I like @keepAlive's answer, but I thought it might be more accessible to discuss this question in a simpler setting. Imagine that a \$100 face amount bond that lasts for one period. If the bond does not default than at the end of the period then it pays a coupon $c$ and returns the face amount. The bond defaults with probability $P_{d}$ and then returns zero. Assume the appropriate discount rate is $r$. What is this bond worth?

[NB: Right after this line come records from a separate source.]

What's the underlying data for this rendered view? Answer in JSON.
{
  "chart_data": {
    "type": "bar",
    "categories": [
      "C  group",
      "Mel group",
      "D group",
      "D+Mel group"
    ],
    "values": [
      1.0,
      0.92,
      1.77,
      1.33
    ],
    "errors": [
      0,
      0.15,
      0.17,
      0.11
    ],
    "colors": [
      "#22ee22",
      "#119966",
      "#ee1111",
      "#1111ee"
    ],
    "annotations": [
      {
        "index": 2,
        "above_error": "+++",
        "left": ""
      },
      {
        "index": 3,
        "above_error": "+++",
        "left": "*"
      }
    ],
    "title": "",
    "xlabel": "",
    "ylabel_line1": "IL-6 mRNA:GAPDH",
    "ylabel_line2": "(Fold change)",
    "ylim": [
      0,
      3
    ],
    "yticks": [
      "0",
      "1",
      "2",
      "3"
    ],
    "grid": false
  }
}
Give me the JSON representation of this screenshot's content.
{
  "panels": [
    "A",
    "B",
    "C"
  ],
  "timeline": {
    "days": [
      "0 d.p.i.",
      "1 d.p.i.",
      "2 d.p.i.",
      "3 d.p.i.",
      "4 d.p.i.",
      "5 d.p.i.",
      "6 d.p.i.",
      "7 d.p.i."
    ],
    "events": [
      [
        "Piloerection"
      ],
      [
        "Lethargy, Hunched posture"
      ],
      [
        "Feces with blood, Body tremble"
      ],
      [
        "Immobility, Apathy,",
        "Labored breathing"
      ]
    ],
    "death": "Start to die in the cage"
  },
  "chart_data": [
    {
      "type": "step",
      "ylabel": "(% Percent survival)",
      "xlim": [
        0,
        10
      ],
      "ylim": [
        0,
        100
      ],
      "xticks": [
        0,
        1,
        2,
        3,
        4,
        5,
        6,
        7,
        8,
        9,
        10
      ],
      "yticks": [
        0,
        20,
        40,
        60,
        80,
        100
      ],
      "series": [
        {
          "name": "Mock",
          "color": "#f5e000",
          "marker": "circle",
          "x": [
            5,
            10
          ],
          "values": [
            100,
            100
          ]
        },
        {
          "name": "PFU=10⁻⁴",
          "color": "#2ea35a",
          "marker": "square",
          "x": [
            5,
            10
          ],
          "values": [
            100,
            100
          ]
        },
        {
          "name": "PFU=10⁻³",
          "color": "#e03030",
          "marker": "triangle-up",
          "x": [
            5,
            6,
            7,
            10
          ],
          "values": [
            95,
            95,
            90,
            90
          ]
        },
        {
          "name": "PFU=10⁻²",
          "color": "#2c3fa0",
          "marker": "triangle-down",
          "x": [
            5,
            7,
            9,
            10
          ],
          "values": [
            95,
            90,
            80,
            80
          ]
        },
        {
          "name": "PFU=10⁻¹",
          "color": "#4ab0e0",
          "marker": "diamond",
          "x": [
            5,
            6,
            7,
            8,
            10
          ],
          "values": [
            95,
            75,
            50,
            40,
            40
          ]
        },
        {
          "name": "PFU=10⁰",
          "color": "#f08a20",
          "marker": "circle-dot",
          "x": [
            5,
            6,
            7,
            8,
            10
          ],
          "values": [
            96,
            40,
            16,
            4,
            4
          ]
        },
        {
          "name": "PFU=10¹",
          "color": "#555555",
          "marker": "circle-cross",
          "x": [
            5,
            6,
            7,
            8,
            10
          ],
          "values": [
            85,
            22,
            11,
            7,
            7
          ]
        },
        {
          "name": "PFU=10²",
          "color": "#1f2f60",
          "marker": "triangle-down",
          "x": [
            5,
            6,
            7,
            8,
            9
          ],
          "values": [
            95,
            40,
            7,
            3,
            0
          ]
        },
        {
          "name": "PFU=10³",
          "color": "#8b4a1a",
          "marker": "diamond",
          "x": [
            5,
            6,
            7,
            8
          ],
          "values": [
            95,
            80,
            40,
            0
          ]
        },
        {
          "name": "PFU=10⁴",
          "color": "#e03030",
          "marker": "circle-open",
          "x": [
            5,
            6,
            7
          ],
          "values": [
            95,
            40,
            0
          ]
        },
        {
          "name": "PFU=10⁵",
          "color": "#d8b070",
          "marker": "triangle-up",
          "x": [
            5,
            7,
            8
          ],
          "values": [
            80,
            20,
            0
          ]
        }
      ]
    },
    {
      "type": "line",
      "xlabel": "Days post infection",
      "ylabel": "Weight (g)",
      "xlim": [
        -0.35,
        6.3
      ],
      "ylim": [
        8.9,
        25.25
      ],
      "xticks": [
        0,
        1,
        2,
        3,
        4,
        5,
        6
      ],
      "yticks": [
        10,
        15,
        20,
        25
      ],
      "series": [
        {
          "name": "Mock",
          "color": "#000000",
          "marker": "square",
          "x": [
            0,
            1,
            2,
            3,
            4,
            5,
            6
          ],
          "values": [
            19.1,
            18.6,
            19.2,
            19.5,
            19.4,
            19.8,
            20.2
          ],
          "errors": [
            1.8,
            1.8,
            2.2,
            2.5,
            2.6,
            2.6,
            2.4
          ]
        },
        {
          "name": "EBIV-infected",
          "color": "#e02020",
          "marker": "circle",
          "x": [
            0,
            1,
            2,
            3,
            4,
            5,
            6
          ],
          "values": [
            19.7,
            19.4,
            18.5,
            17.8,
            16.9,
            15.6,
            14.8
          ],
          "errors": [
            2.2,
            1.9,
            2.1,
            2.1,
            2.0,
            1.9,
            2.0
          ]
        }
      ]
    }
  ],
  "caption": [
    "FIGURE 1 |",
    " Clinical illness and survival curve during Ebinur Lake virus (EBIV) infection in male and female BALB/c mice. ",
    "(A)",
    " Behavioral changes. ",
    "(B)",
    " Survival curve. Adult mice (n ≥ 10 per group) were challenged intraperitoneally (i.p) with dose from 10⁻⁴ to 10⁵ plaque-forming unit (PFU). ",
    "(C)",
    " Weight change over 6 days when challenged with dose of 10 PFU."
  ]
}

$$ P_{bond} = \frac{0}{(1+r)^0} + (1- P_{d})\cdot \frac{100+c}{(1+r)^1} + (P_{d})\cdot \frac{0}{(1+r)^1} $$ $$ = (1- P_{d})\cdot \frac{100+c}{(1+r)} $$ But assume that you are mistaken, and you estimate a default rate that is too small (that is $\hat{P}_{d} < P_{d}$). You should infer the bond is worth: $$ \hat{P}_{bond} = (1- \hat{P}_{d})\cdot \frac{100+c}{(1+r)}$$ Which implies the difference in price is: $$ \hat{P}_{bond} - P_{bond} = (1- \hat{P}_{d})\cdot \frac{100+c}{(1+r)} - (1- P_{d})\cdot \frac{100+c}{(1+r)}$$ $$ = (P_{d} - \hat{P}_{d})\cdot \frac{100+c}{(1+r)}$$, which by construction is positive. Therefore, assuming that the default rate is too low implies that you will overestimate the value of the bond all other things equal (even if you get the other parameters correct).